There’s more to the case, including actual child pornography, and obscene cartoons that depicted children (which are punishable as obscenity, albeit with a higher punishment because of the subject matter, and not as child pornography, since no actual children were shown). But the constitutional disagreement between the majority and the dissent focuses on the text in the e-mail. The text apparently wasn’t an attempt to conspire to have sex with children, or an attempt to seduce someone who the sender wrongly thought was a child; the prosecution was simply based on the theory that the text was obscene, and therefore criminally punishable.

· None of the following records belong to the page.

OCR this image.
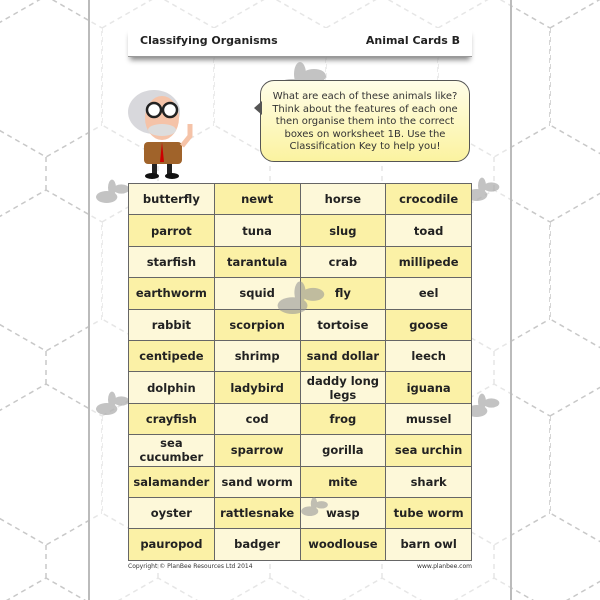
Classifying Organisms	Animal Cards B
What are each of these animals like? Think about the features of each one then organise them into the correct boxes on worksheet 1B. Use the Classification Key to help you!
butterfly	newt	horse	crocodile
parrot	tuna	slug	toad
starfish	tarantula	crab	millipede
earthworm	squid	fly	eel
rabbit	scorpion	tortoise	goose
centipede	shrimp	sand dollar	leech
dolphin	ladybird	daddy long legs	iguana
crayfish	cod	frog	mussel
sea cucumber	sparrow	gorilla	sea urchin
salamander	sand worm	mite	shark
oyster	rattlesnake	wasp	tube worm
pauropod	badger	woodlouse	barn owl
Copyright © PlanBee Resources Ltd 2014	www.planbee.com
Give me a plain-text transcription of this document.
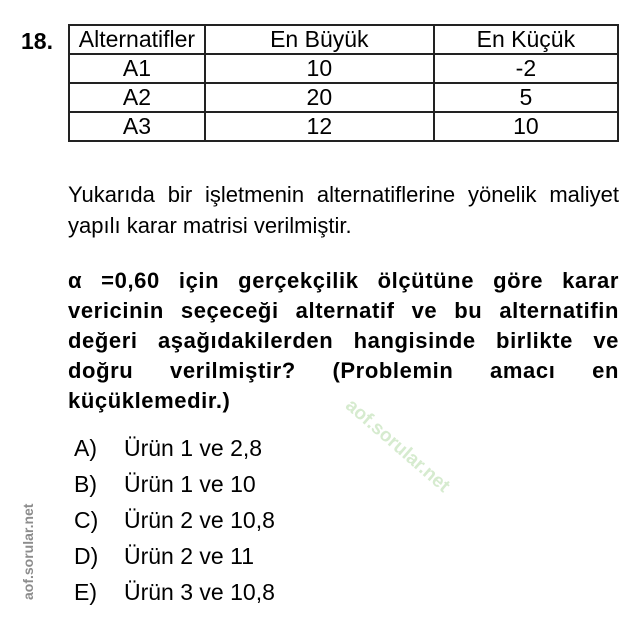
18. Alternatifler	En Büyük	En Küçük
A1	10	-2
A2	20	5
A3	12	10

Yukarıda bir işletmenin alternatiflerine yönelik maliyet yapılı karar matrisi verilmiştir.

α =0,60 için gerçekçilik ölçütüne göre karar vericinin seçeceği alternatif ve bu alternatifin değeri aşağıdakilerden hangisinde birlikte ve doğru verilmiştir? (Problemin amacı en küçüklemedir.)

A)	Ürün 1 ve 2,8
B)	Ürün 1 ve 10
C)	Ürün 2 ve 10,8
D)	Ürün 2 ve 11
E)	Ürün 3 ve 10,8
aof.sorular.net
aof.sorular.net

The Supreme Court precedent, I should add, is on the majority’s side: Even receipt of text, and not just distribution of material or receipt or pictures, can be punished if the text is obscene — i.e., if
- “the average person, applying contemporary community standards, would find that the work, taken as a whole, appeals to the prurient interest [i.e., a ‘shameful or morbid interest in sex,’ as opposed to ”good, old fashioned, healthy’ interest in sex’],”
- “the work … describes, in a patently offensive way [under contemporary community standards], sexual conduct specifically defined by the applicable [obscenity] law,” and
- “the work, taken as a whole, lacks serious literary, artistic, political, or scientific value.”
See generally Kaplan v. California, 413 U.S. 115 (1973). Query whether the precedent is right, either as a substantive matter or as a matter of whether the obscenity definition is too vague to be constitutionally permissible, whether as to pictures or as to text.
Thanks to Damon King for the pointer.